We decided to start the New Year off right by going snowshoeing on New Year’s Day. Our friends and their young daughter came with us.
We planned to go back up to Source Lake but didn’t really have an agenda. We weren’t sure how long our friend’s daughter would last – or how long they would last if they were carrying her – so we thought we would just go as far as we could and then turn around.
When we got there, we learned that our friends planned to pull their daughter in a plastic sled. That probably wasn’t the best plan.
It was clear after only a couple of hundred feet on relatively flat ground that their daughter was going to keep tipping out of the sled. Her Dad also realized that pulling that sled up a steep hill through a narrow, bumpy path, and possibly over a couple of creek crossings, was not going to work for him.
As we had headed near what we thought was the trailhead (because we saw a lot of people), we realized that we had headed the wrong way. We ended up at a snow hill where people were sledding. We decided we would just do that instead.
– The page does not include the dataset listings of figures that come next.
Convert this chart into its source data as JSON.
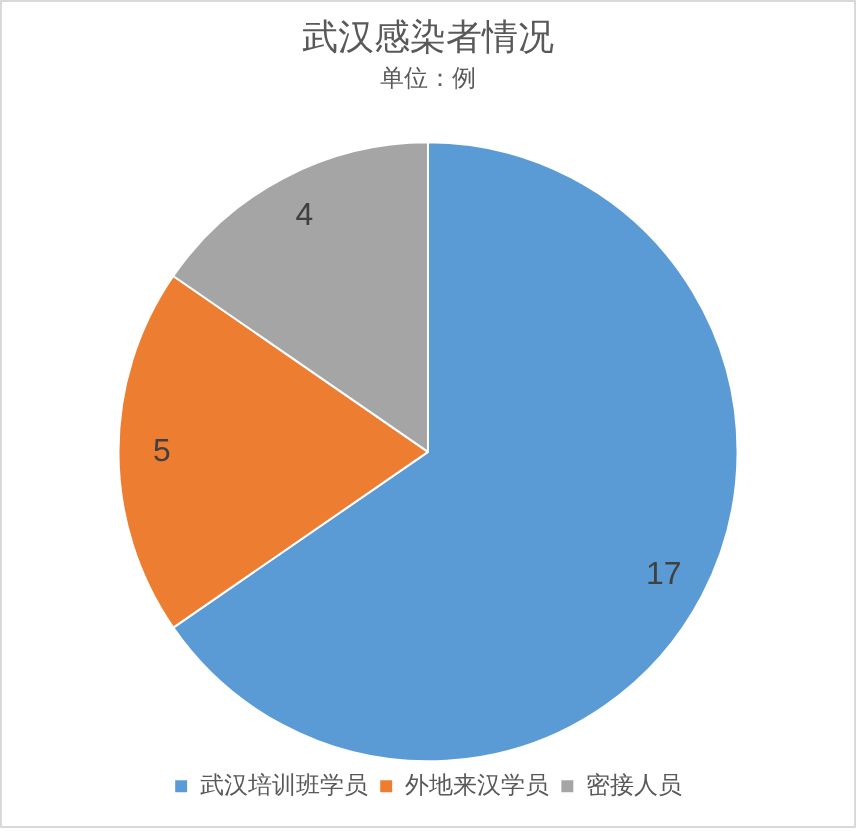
{
  "chart_data": {
    "type": "pie",
    "title": "武汉感染者情况",
    "subtitle": "单位：例",
    "categories": [
      "武汉培训班学员",
      "外地来汉学员",
      "密接人员"
    ],
    "values": [
      17,
      5,
      4
    ],
    "colors": [
      "#5b9bd5",
      "#ed7d31",
      "#a5a5a5"
    ],
    "data_labels": true,
    "legend": "bottom"
  }
}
Those of you who have been reading our stories for a while know that Chester, and especially Gretel, pull really hard on the leash when we are hiking. We always joke that they are our uphill assist and that they could probably pull a sled.
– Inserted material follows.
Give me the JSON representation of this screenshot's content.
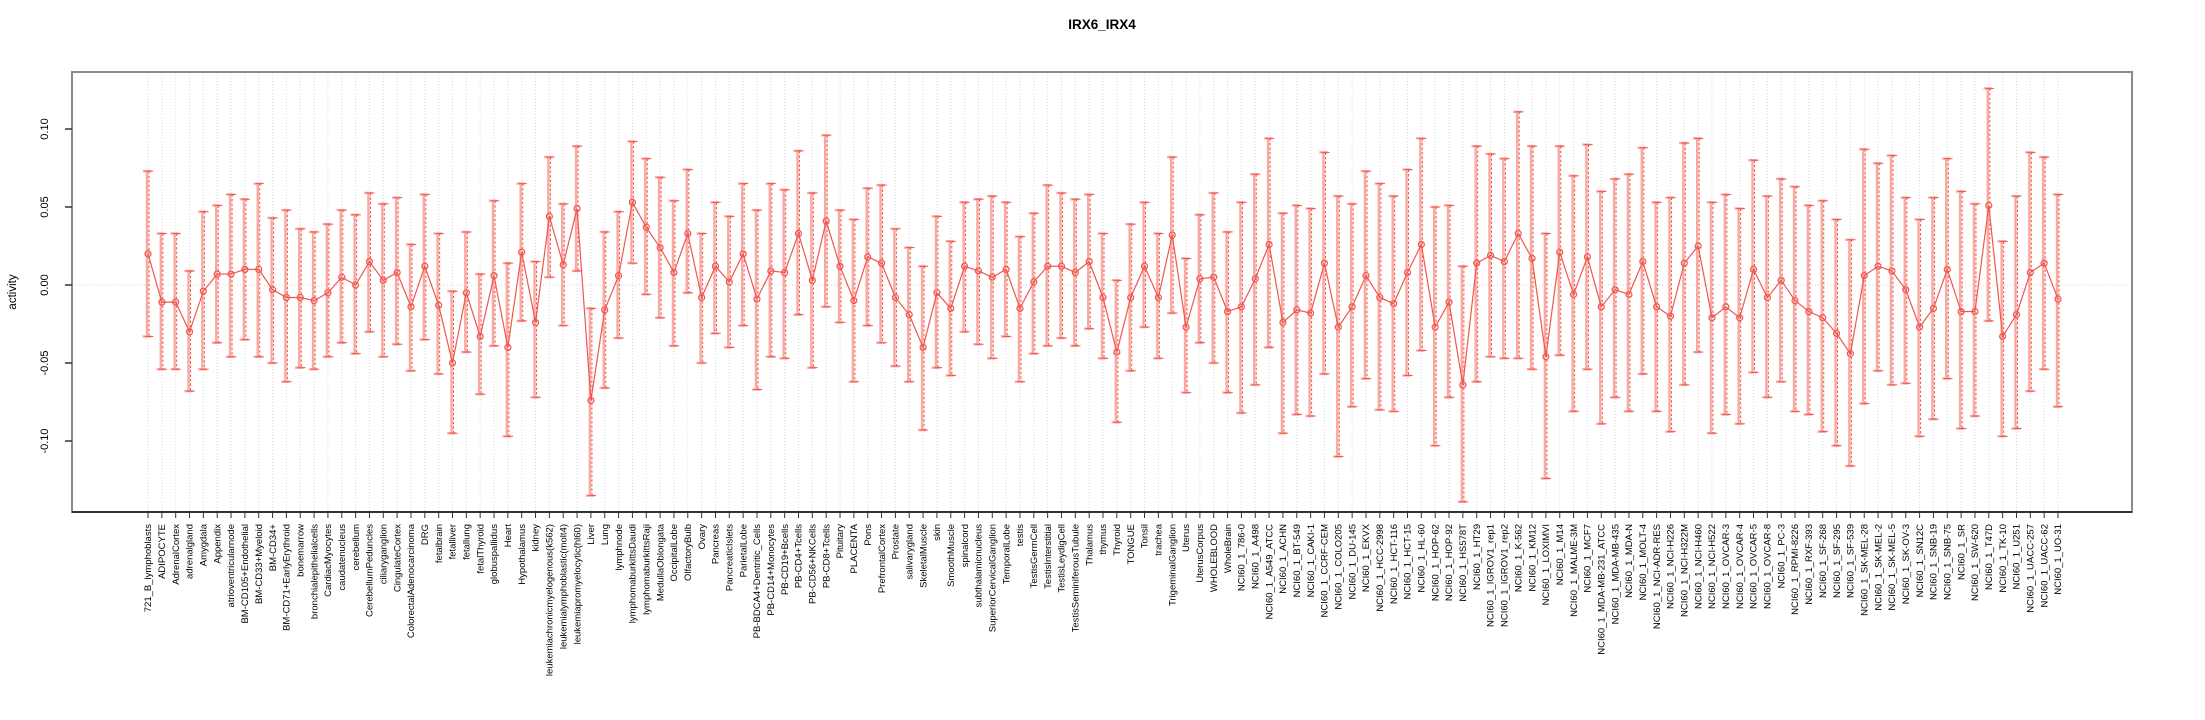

We decided to try that theory out. We hooked Chester and Gretel up to the front of our friend’s sled and shouted mush 🙂
Well, it turned out that it was too hard for them to pull the sled through the snow. I actually think it was because they were more confused than anything. Usually they are out in front of us pulling. Suddenly were out in front of them.
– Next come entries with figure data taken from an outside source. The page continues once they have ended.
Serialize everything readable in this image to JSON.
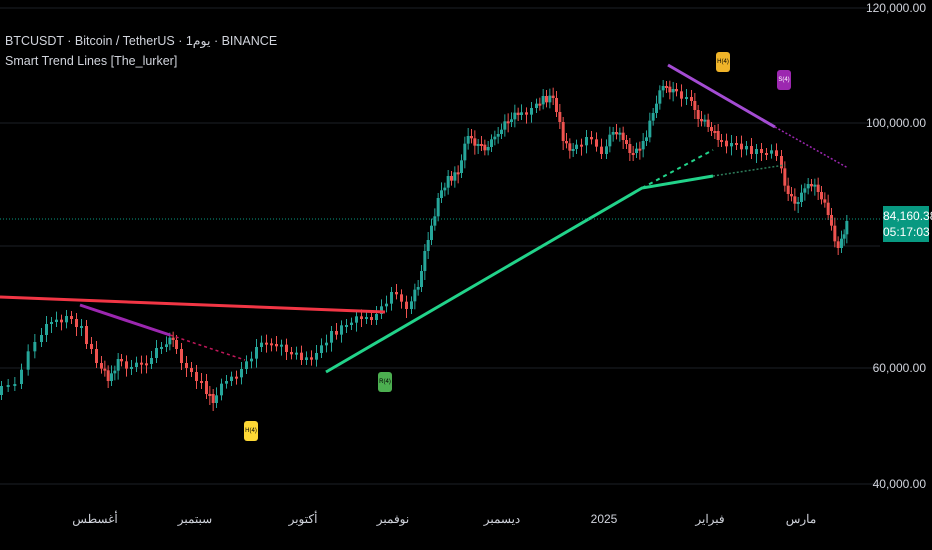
{
  "header": {
    "symbol_line": "BTCUSDT · Bitcoin / TetherUS · 1يوم · BINANCE",
    "indicator_line": "Smart Trend Lines [The_lurker]"
  },
  "price_axis": {
    "ticks": [
      "120,000.00",
      "100,000.00",
      "60,000.00",
      "40,000.00"
    ],
    "current_price": "84,160.38",
    "countdown": "05:17:03"
  },
  "time_axis": {
    "labels": [
      "أغسطس",
      "سبتمبر",
      "أكتوبر",
      "نوفمبر",
      "ديسمبر",
      "2025",
      "فبراير",
      "مارس"
    ]
  },
  "markers": [
    {
      "label": "H(4)",
      "color": "#f0b429",
      "kind": "down-pointing"
    },
    {
      "label": "S(4)",
      "color": "#9c27b0",
      "kind": "down-pointing"
    },
    {
      "label": "R(4)",
      "color": "#4caf50",
      "kind": "up-pointing"
    },
    {
      "label": "H(4)",
      "color": "#fdd835",
      "kind": "up-pointing"
    }
  ],
  "colors": {
    "background": "#000000",
    "bull_candle": "#26a69a",
    "bear_candle": "#ef5350",
    "support_line": "#22d38a",
    "resistance_line": "#f23645",
    "downtrend_line": "#9c27b0",
    "price_badge": "#089981"
  }
}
I think they were so confused that they didn’t try very hard. They saw us out in front of them but felt a heavy pull from behind so they probably thought they were tied to something immovable. I have a friend that used to weight pull with her dogs and that is a common tendency.
We tried calling them and giving the sled a push. We tried helping them pull the sled.
It was clear this wasn’t going to work so we abandoned that idea, hiked to the top of the hill and unloaded our stuff.
I spread out Chester and Gretel’s Highlands Bed for them to sit on. I covered them with my down blanket and tied their leashes to a couple our packs. I figured that although they could still bolt after something they wouldn’t get very far dragging 50 lbs of gear. After all, they couldn’t pull a 50 lb sled up a hill 🙂
Chester and Gretel watched as we all took turns on the sled. The funny thing is, the adults spent way more time on the sled than our friend’s kid did!
It was a great way to start off the year – fresh air, good friends, acting like a kid and hanging with the dogs outdoors.